The FCA acted quickly during the pandemic to put in place guidance that led to more than five million payment deferrals for mortgage and credit customers. This was followed by guidance on tailored support.
In a report published today, the FCA found examples of firms delivering good outcomes for customers – but others must do a lot better to support borrowers in financial difficulty.
Just 30% of firms (15 out of 50) it reviewed sufficiently explored customers’ specific circumstances, which meant repayment agreements were often unaffordable and unsustainable.
The FCA has already told 32 firms to make changes to improve the way they treat customers and so far, seven of these firms have voluntarily agreed to pay £12 million in compensation to nearly 60,000 customers.
The FCA will also be closely reviewing a further 40 firms in the coming months to make sure they are meeting its expectations and to protect customers from harm.
Sheldon Mills, Executive Director of Consumers and Competition at the FCA, said:
‘While many firms did well in supporting customers in difficulties during the pandemic, with our support and guidance, others sadly failed their customers.
‘Given the current cost of living challenges, it’s vital that the sector continues to learn lessons to make sure they support struggling customers.
‘We will take action to restrict or stop firms from lending to people if they fail to meet our requirements that consumers in financial difficulties should be treated fairly.’
Firms should be:
encouraging consumers to engage earlier when facing financial difficulties.

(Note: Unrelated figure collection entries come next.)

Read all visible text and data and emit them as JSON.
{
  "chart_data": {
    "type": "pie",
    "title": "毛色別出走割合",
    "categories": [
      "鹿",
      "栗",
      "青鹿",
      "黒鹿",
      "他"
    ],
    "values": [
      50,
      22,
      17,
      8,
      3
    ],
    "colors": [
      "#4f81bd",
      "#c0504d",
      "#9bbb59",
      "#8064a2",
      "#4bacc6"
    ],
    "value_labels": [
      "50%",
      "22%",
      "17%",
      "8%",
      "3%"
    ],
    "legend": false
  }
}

offering tailored support, particularly for those with vulnerable characteristics.
letting those in difficulties know about the availability of free, independent debt advice when appropriate.

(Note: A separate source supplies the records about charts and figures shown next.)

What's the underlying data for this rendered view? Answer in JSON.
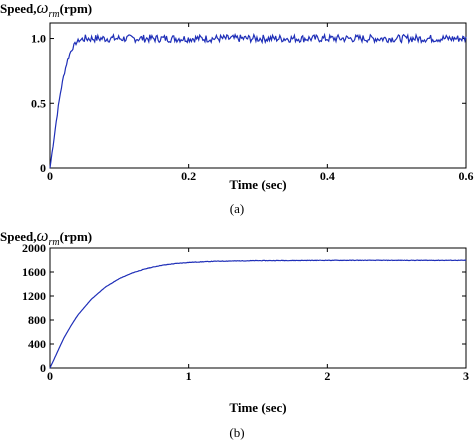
{
  "chart_data": [
    {
      "type": "line",
      "caption": "(a)",
      "ylabel": {
        "prefix": "Speed,",
        "symbol": "ω",
        "subscript": "rm",
        "unit": "(rpm)"
      },
      "xlabel": "Time (sec)",
      "xlim": [
        0,
        0.6
      ],
      "ylim": [
        0,
        1.12
      ],
      "xticks": [
        0,
        0.2,
        0.4,
        0.6
      ],
      "xtick_labels": [
        "0",
        "0.2",
        "0.4",
        "0.6"
      ],
      "yticks": [
        0,
        0.5,
        1.0
      ],
      "ytick_labels": [
        "0",
        "0.5",
        "1.0"
      ],
      "grid": false,
      "series": [
        {
          "color": "#1f2fb8",
          "x": [
            0,
            0.005,
            0.01,
            0.015,
            0.02,
            0.025,
            0.03,
            0.035,
            0.04,
            0.045,
            0.05,
            0.06,
            0.07,
            0.08,
            0.1,
            0.15,
            0.2,
            0.3,
            0.4,
            0.5,
            0.6
          ],
          "y": [
            0,
            0.2,
            0.4,
            0.58,
            0.72,
            0.83,
            0.9,
            0.95,
            0.98,
            0.99,
            1.0,
            1.0,
            1.0,
            1.0,
            1.0,
            1.0,
            1.0,
            1.0,
            1.0,
            1.0,
            1.0
          ],
          "noise_amplitude": 0.03
        }
      ]
    },
    {
      "type": "line",
      "caption": "(b)",
      "ylabel": {
        "prefix": "Speed,",
        "symbol": "ω",
        "subscript": "rm",
        "unit": "(rpm)"
      },
      "xlabel": "Time (sec)",
      "xlim": [
        0,
        3
      ],
      "ylim": [
        0,
        2000
      ],
      "xticks": [
        0,
        1,
        2,
        3
      ],
      "xtick_labels": [
        "0",
        "1",
        "2",
        "3"
      ],
      "yticks": [
        0,
        400,
        800,
        1200,
        1600,
        2000
      ],
      "ytick_labels": [
        "0",
        "400",
        "800",
        "1200",
        "1600",
        "2000"
      ],
      "grid": false,
      "series": [
        {
          "color": "#1f2fb8",
          "x": [
            0,
            0.05,
            0.1,
            0.15,
            0.2,
            0.3,
            0.4,
            0.5,
            0.6,
            0.7,
            0.8,
            0.9,
            1.0,
            1.2,
            1.5,
            2.0,
            2.5,
            3.0
          ],
          "y": [
            0,
            250,
            500,
            700,
            880,
            1150,
            1350,
            1490,
            1590,
            1660,
            1710,
            1740,
            1760,
            1780,
            1790,
            1795,
            1795,
            1795
          ],
          "noise_amplitude": 4
        }
      ]
    }
  ]
}
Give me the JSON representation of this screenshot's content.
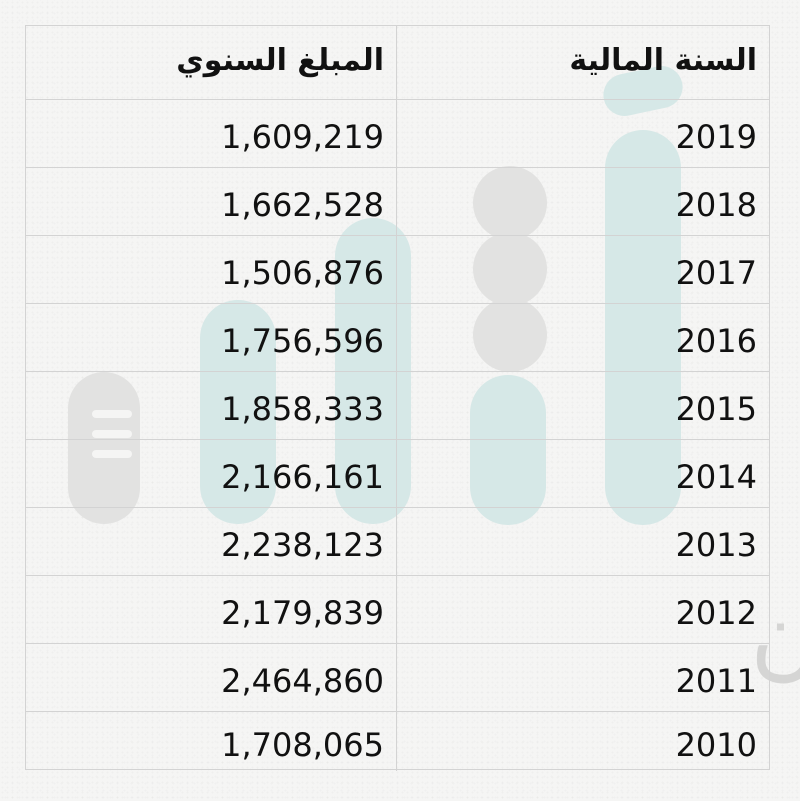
{
  "table": {
    "headers": {
      "year": "السنة المالية",
      "amount": "المبلغ السنوي"
    },
    "rows": [
      {
        "year": "2019",
        "amount": "1,609,219"
      },
      {
        "year": "2018",
        "amount": "1,662,528"
      },
      {
        "year": "2017",
        "amount": "1,506,876"
      },
      {
        "year": "2016",
        "amount": "1,756,596"
      },
      {
        "year": "2015",
        "amount": "1,858,333"
      },
      {
        "year": "2014",
        "amount": "2,166,161"
      },
      {
        "year": "2013",
        "amount": "2,238,123"
      },
      {
        "year": "2012",
        "amount": "2,179,839"
      },
      {
        "year": "2011",
        "amount": "2,464,860"
      },
      {
        "year": "2010",
        "amount": "1,708,065"
      }
    ]
  },
  "watermark": {
    "text": "#حيث_تكون",
    "colors": {
      "teal": "#d4e7e6",
      "grey": "#e3e3e2",
      "text": "#cfcfce"
    }
  }
}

making sure their fees and charges are fair and only reflect the reasonable costs that firms incur.
considering, when engaging with consumers, whether it would be appropriate to reduce, waive or cancel fees and charges.
As pressure on household finances continues, the FCA expects more customers will need support from their lenders. The FCA’s recent Financial Lives survey of 19,000 people shows that more expect to struggle in the months ahead. Nearly eight million people are finding paying for the basics a heavy burden which is two and a half million more than in 2020.
The FCA encourages consumers to get in touch with their lenders if they are struggling with payments. Consumers can also contact the government-backed MoneyHelper service for tips on living on a squeezed income and to access free, expert debt advice.
The new report supports the FCA’s strategic commitments to setting and testing higher standards, putting consumers’ needs first, and making sure that consumer credit markets work well.
Notes to editors
1. Link to Borrowers in Financial Difficulty (BiFD) report.
2. In June, the FCA told more than 3,500 lenders how it expects them to support borrowers who get into financial difficulty.
3. Today the FCA has published its final report on lessons learned and ways firms can improve, including their customer service and decisions about fees.
4. This work has included four surveys of over 400 lending firms, consumer research, and an analysis of a sample of 69 assessments across 65 firms, covering a range of firm sizes and lending portfolios. So far, out of the sample, 32 lenders are being asked to make improvements.
5. Although the FCA does not yet regulate Buy Now Pay Later (BNPL) products, the FCA also wrote to and met unauthorized BNPL providers to encourage these firms to provide their customers with an appropriate level of care and support.
6. To support struggling consumers and businesses, the FCA has also:
told banks to improve the way they treat struggling small business owners when collecting and recovering debts
urged insurers to support struggling customers and to make sure customers are protected from unnecessary products and unfair penalties
warned firms about unsuitable credit promotions. As a result of the FCA’s work, nearly 4,000 adverts have been amended or withdrawn, helping to protect consumers from being misled.